Ayat ini menerangkan bahwa di antara golongan munafik terdapat orang-orang yang menyakiti Nabi Muhammad. Mereka menggunjingkannya dan mengatakan bahwa Nabi itu terlalu cepat terpengaruh tanpa memikirkan dan meneliti kebenaran sesuatu yang didengarnya. Tuduhan mereka ini atas dasar bahwa perlakuan Nabi Muhammad kepada mereka serupa dengan perlakuan beliau kepada orang-orang mukmin secara umum. Hal mana menunjukkan bahwa Nabi itu dapat dipengaruhi sebagaimana beliau terpengaruh oleh ucapan-ucapan mereka. Atas dasar ini mereka memandang adanya kelemahan pada Nabi Muhammad dan kelemahan seperti ini jika terdapat pada penguasa seperti raja, tentu akan sangat membahayakan raja tersebut dan akan berkumpullah di sekeliling raja orang-orang yang pandai menjilat untuk mempengaruhinya keputusan yang diambilnya.

Setelah Allah menerangkan anggapan yang berkembang di kalangan orang munafik itu, Nabi Muhammad diperintahkan untuk mendengarkan semua yang disampaikan kepadanya, tetapi kemudian dilanjutkan dengan penelitian tentang kebenarannya. Perintah ini bertujuan agar Nabi Muhammad tidak teperdaya oleh orang-orang yang ingin menjilat atau yang mencari muka. Pada akhir ayat ini, Allah menerangkan azab yang sepedih-pedihnya yang akan menjadi hukuman bagi orang-orang munafik yang menuduh Nabi dengan tuduhan-tuduhan yang tidak pada tempatnya.

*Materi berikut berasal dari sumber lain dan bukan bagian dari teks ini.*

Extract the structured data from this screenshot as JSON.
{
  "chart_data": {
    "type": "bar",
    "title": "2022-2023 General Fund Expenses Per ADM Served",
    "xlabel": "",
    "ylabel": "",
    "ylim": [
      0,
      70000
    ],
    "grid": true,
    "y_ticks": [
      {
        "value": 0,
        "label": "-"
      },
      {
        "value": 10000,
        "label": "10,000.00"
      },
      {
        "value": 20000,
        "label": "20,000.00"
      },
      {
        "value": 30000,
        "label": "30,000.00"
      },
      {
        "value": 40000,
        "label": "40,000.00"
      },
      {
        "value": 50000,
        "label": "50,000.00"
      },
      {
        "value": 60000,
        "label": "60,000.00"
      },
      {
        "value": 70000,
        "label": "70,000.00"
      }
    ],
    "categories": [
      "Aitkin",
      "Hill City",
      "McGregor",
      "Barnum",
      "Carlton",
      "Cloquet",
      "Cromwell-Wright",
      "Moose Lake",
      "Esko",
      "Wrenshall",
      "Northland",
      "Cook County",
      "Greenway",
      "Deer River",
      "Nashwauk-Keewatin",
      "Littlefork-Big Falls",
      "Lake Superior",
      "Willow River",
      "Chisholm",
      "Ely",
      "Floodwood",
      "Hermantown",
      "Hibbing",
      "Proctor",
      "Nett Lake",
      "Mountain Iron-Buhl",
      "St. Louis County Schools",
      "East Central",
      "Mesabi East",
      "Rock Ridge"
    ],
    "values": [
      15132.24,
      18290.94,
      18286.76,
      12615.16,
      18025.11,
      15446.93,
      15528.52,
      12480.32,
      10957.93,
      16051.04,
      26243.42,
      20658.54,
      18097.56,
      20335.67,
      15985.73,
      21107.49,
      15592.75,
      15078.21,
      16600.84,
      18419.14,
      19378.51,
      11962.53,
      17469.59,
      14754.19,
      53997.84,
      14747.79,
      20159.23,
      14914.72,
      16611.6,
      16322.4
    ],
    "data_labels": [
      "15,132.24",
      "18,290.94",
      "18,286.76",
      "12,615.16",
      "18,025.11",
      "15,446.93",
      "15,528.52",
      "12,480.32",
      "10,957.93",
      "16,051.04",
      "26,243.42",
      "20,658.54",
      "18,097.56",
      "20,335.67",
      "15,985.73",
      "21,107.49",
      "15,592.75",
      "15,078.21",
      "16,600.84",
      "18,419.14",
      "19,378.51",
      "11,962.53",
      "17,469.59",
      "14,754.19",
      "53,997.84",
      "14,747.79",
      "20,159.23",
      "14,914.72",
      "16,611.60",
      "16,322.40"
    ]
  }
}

Dari segi hukum, ayat ini melarang menyakiti Rasul, baik pada masa hidupnya maupun sesudah wafatnya. Menyakiti Rasul pada masa hidupnya dapat berbentuk:

a. Meragukan kerasulannya atau menganggapnya ahli sihir. Orang-orang yang menyakiti Rasul seperti ini hukumnya kafir karena mereka mengingkari kerasulannya.

b. Mengganggu ketenangan rumah tangganya seperti bertamu terlalu lama atau berkata di hadapannya dengan suara keras. Pekerjaan seperti ini hukumnya haram sebagaimana diutarakan dalam Al-Qur’an. Firman Allah:

Sesungguhnya yang demikian itu adalah mengganggu Nabi sehingga dia (Nabi) malu kepadamu (untuk menyuruhmu keluar). (al-Ahzab/33: 53)

Dan firman-Nya:

Wahai orang-orang yang beriman! Janganlah kamu meninggikan suaramu melebihi suara Nabi, dan janganlah kamu berkata kepadanya dengan suara keras sebagaimana kerasnya (suara) sebagian kamu terhadap yang lain, nanti (pahala) segala amalmu bisa terhapus sedangkan kamu tidak menyadari. (al-hujurat/49: 2)

Menyakiti Rasul setelah wafatnya sama halnya dengan menyakitinya pada masa hidupnya seperti menggunjingkan ibu bapaknya dan keluarganya atau menghina dan menjelek-jelekkannya. Keimanan seseorang kepada Rasul menimbulkan rasa cinta kepadanya. Orang yang cinta kepada sesuatu, tentulah sesuatu yang dicintainya itu selalu dipandang dengan rasa hormat karena dianggap mulia.